• Would-be health care insurer names new board members
    By
     | June 19,2013
     

    MONTPELIER — A prospective health insurance carrier panned by state regulators last month has overhauled its governing board in an attempt to rehabilitate its reputation and win the right to sell policies in Vermont.

    The Vermont Health CO-OP late last week added five new names to its board of directors, bolstering considerably the insurance industry experience on the oversight panel. The federally funded startup has also bid farewell to its board president and founder, Mitchell Fleischer, who resigned last Thursday amid controversy over the CO-OP’s business relationship with the private-sector brokerage firm at which Fleischer is president.

    “It was to avoid any distraction that he seemed to be creating for the CO-OP,” Christine Oliver, executive director of the Vermont Health CO-OP, said Monday.

    The additions to the board include:

    Jerry Diamond, a Montpelier attorney and former three-term attorney general whose clients include Bristol-Myers Squibb and PhRMA (Diamond is also representing Gov. Peter Shumlin in his controversial land deal);

    Steve Post, president and CEO of the Vermont State Employees Credit Union, a financial cooperative with nearly 50,000 members;

    Leonard Crouse, a veteran regulator who, as a deputy commissioner at the Department of Banking, Insurance, Securities and Health Care Administration, was involved in the development and oversight of the captive insurance industry in Vermont.

    The shake-up comes nearly a month after Commissioner of Financial Regulation Susan Donegan derided the CO-OP’s management practices as a “recipe for a corporate governance disaster,” and denied the startup’s bid to become the first new health insurance carrier in the state in more than 50 years.

    Oliver said the reconstitution of the board signals a commitment to remedy the slate of problems enumerated by Donegan in her blistering 36-page denial.

    “We knew we had to go back and regroup and address her issues, and that’s what we’re in the process of doing right now,” Oliver said Tuesday. “We are completely and thoroughly taking stock of everything that’s mentioned in that ruling, not putting Band-Aids on things but really fundamentally re-looking at what we’re doing.”

    Oliver’s conciliatory tone marks a drastic shift from her public comments in the days immediately following the ruling, when she accused Donegan of “blindsiding” the CO-OP, and intimated that undue influence from Blue Cross Blue Shield of Vermont may have prompted the “ambush.”

    Donegan said the CO-OP’s financial solvency would be undermined by numerous shortcomings, including policy premiums she said would be 15 percent higher than comparable plans being offered by competing insurers. Donegan’s other concerns included lack of industry experience on the governing board, and the conflicts of interest created by the relationship between the CO-OP and Fleischer Jacobs Group, the brokerage firm it hired to perform marketing, promotion and sales of its policies.

    Donegan said the CO-OP’s contract with Fleischer Jacobs also included commissions for brokers who sell CO-OP policies, a practice that will become illegal under federal law next year.

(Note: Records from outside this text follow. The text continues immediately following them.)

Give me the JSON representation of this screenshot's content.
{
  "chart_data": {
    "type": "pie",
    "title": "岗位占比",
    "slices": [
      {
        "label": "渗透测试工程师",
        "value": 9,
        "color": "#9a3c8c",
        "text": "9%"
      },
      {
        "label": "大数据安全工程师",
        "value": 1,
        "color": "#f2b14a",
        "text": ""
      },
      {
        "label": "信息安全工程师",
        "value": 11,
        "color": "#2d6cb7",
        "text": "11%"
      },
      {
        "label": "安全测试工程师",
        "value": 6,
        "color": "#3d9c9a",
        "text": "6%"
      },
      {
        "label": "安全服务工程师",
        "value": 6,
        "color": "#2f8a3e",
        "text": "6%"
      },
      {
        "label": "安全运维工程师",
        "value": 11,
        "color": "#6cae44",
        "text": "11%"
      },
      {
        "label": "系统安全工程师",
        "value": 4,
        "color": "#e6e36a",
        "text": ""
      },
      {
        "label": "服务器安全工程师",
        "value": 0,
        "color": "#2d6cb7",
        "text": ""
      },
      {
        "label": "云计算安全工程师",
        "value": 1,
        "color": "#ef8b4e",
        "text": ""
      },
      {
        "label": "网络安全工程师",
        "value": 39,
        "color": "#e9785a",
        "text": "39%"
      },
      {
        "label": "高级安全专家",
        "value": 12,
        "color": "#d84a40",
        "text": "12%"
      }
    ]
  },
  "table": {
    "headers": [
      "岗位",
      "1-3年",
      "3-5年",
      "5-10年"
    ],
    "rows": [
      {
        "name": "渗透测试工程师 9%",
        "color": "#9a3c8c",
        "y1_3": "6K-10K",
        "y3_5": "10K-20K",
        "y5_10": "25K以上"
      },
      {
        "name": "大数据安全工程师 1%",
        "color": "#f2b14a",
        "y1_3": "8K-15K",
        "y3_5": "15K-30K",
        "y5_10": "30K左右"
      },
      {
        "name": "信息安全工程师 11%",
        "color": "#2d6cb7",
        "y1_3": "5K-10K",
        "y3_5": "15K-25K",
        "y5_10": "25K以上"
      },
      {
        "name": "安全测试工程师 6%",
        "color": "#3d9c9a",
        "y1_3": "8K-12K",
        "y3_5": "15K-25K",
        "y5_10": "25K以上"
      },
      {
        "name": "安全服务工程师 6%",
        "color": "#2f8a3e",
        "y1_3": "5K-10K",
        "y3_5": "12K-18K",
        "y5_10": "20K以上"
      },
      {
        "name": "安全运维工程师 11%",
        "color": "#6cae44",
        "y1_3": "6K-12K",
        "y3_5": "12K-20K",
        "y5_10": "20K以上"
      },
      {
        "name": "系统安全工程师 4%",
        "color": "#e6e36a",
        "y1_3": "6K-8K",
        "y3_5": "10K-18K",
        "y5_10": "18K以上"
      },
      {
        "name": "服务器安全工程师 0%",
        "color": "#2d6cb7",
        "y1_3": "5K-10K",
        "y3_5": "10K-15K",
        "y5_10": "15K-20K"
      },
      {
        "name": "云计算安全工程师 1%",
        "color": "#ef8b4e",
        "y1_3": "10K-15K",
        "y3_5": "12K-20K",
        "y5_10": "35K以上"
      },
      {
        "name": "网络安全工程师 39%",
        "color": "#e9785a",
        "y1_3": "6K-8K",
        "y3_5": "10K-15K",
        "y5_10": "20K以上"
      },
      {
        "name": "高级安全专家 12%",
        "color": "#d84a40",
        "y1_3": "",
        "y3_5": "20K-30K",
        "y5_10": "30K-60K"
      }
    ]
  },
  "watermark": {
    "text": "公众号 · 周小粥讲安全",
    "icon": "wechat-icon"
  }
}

The CO-OP aims to sell policies to individuals and businesses with 50 or fewer employees, all of whom will be required beginning to next year to purchase insurance on the “exchange,” a federally-mandated marketplace subject to higher regulatory standards.

    Funded by a $32.8 million loan from the U.S. Department of Health and Human Services — of which about $27 million is being held back for reserves — the CO-OP is the fruit of a provision in the federal Affordable Care Act that called for a nonprofit, member-owned health insurance company in every state.

    Oliver said the contract with Fleischer Jacobs is “under review.” She said the CO-OP will soon release revised insurance rates that will make it more than competitive with Blue Cross and MVP, the only other entities that will be selling policies in the exchange.

    The CO-OP’s troubles have begun winning headlines in Washington, D.C., where congressional Republicans are turning troubles for the CO-OP into ammunition in their war against “Obamacare.” The problems cited by Donegan in Vermont, according to Rep. Darrell Issa, R-CA, are symptomatic of broader issues with the two dozen CO-OPs that have sprouted nationwide in the wake of the ACA. The federal government has committed nearly $2 billion in loans to the nonprofit startups.

    The House Committee on Oversight and Government Reform issued a subpoena to the Vermont Health CO-OP recently seeking documents related to its finances. Oliver said the CO-OP had asked for and received a 30-day extension to produce the materials, and that “we plan to completely comply with the request.”

    Donegan has said that state law offers the CO-OP two options: Appeal the commissioner’s decision in Vermont Supreme Court, or submit a new application altogether.

    Oliver said neither of those paths will allow the CO-OP to achieve licensure in time to begin selling policies on the exchange by January 2014. Oliver said the CO-OP will instead ask Donegan to reconsider her earlier denial, a proposition she believes will become more palatable when Donegan sees how diligently the organization has worked to address her concerns.

    The new board members also include David Kibbe, vice president of Universal Health Services, a hospital management company located in Pennsylvania, and David Butler, a former executive at Blue Cross Blue Shield of Vermont who most recently worked at BCBS of Montana.